Malgré l'engagement d'Obama d'encadrer l'usage des drones au Yémen et au Pakistan, des ONG dénoncent régulièrement les "assassinats extra-juridiques" commis par ces engins. Revue des pertes humaines occasionnées depuis 2002 par cette guerre secrète.
Les frappes militaires que les États-Unis opèrent depuis plus d’une décennie en territoire yéménite et pakistanais dans le cadre de la lutte contre le terrorisme constituent l’un des aspects les plus opaques de la politique extérieure menée par l’administration Obama. Régulièrement épinglé par des groupes de défense des droits de l’Homme qui déplorent le manque de transparence et de cadre juridique de cette guerre secrète, Washington rechigne pourtant à délivrer des informations précises sur ces attaques perpétrées, dans la grande majorité des cas, par des aéronefs sans pilote, plus connus sous le nom de "drone".

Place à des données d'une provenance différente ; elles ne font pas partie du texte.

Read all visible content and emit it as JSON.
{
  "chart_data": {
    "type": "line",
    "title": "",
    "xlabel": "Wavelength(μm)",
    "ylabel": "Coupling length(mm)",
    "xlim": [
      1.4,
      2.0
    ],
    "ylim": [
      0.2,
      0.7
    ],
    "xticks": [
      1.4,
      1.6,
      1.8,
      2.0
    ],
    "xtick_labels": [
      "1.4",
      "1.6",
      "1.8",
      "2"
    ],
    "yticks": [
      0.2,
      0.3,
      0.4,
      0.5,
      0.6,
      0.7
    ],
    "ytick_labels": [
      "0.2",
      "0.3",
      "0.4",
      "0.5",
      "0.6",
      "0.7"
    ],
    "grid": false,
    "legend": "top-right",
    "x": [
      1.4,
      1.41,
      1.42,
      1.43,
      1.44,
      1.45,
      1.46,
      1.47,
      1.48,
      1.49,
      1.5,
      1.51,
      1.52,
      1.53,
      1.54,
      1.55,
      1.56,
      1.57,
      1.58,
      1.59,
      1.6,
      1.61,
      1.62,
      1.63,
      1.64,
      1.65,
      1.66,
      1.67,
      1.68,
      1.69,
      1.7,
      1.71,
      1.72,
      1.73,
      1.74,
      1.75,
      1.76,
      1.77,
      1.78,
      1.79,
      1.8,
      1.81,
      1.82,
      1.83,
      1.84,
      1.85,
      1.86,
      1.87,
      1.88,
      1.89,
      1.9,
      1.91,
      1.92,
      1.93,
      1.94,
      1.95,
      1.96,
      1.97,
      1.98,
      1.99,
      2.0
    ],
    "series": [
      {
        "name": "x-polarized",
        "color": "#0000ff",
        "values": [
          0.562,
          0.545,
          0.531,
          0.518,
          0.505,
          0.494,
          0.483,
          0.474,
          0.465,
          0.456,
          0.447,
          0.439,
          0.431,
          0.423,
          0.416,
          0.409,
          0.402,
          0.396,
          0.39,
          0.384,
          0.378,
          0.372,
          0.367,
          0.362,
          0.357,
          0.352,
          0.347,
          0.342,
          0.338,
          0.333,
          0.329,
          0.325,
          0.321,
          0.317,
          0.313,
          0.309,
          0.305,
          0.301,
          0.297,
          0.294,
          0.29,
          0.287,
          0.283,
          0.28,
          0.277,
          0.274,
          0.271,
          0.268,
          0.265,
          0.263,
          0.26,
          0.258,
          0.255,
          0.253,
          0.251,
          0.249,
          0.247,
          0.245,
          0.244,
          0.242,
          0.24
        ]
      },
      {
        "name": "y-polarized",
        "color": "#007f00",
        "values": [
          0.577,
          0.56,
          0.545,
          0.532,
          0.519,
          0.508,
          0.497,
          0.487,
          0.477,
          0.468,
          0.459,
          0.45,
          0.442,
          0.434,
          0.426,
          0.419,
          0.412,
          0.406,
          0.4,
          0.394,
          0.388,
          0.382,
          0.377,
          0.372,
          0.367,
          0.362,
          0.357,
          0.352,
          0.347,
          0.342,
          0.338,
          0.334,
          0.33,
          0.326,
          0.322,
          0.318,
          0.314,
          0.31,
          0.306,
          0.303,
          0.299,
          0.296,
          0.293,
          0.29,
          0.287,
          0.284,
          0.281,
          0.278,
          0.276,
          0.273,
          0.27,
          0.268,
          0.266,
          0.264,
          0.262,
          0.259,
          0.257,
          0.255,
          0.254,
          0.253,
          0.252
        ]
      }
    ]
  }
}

En mai dernier, le président Barack Obama avait toutefois indiqué que l’usage de ces engins controversés était "sévèrement encadré". Selon le président américain, les attaques ne doivent intervenir qu’en cas de menace imminente et seulement si le suspect ne peut être capturé d’une autre manière. "Les États-Unis n'ont pas recours à des frappes lorsque nous avons la possibilité de capturer des terroristes. Notre préférence est toujours de les capturer, de les interroger et de les poursuivre en justice", avait précisé le chef de l’État.
"Un droit de tuer"
Des précautions qui, à en croire Human Rights Watch et Amnesty International, sont loin d’être respectées. Le 22 octobre, les organisations ont respectivement publié un rapport dans lequel elles dénoncent les violations aux droits humains commises par les drones au Yémen et au Nord-Waziristan, zone tribale du nord-ouest pakistanais où sévissent plusieurs groupes terroristes affiliés à Al-Qaïda. "Le secret entourant le programme des drones donne au gouvernement américain un droit de tuer supérieur aux tribunaux et aux normes fondamentales du droit international", affirme Mustafa Qadri, analyste pour Amnesty International au Pakistan.
De fait, seuls des initiatives citoyennes ainsi que le travail d’ONG et de certains titres de la presse américaine permettent d’y voir un peu plus clair sur l’ampleur de cette guerre qui ne dit pas son nom (voir infographies ci-dessous).
Ainsi selon des données collectées par le think tank New America Foundation, basé à Washington, et le Bureau of Investigative Journalism, à Londres, les États-Unis ont mené, depuis 2002, 365 frappes aériennes au Pakistan, principalement dans le nord-ouest, et 92 au Yémen. Au Pakistan, les attaques de drones auraient fait entre 2 000 et 3 400 morts, dont près de 300 civils. Au Yémen, le nombre de tués se situe entre 680 et 880, dont une soixantaine de civils.
Si le nombre d’attaques de drones tend à diminuer depuis 2010 au Pakistan et 2012 au Yémen, le plus gros des frappes aériennes a été mené sous le mandat de Barack Obama. Depuis son arrivée à la Maison Blanche, les États-Unis ont effectué 407 raids aériens dans les deux pays, soit près de 90 % des interventions armées répertoriées par les ONG depuis 2002. La dernière frappe répertoriée au Yémen remonte au 30 août, et au 30 septembre au Pakistan.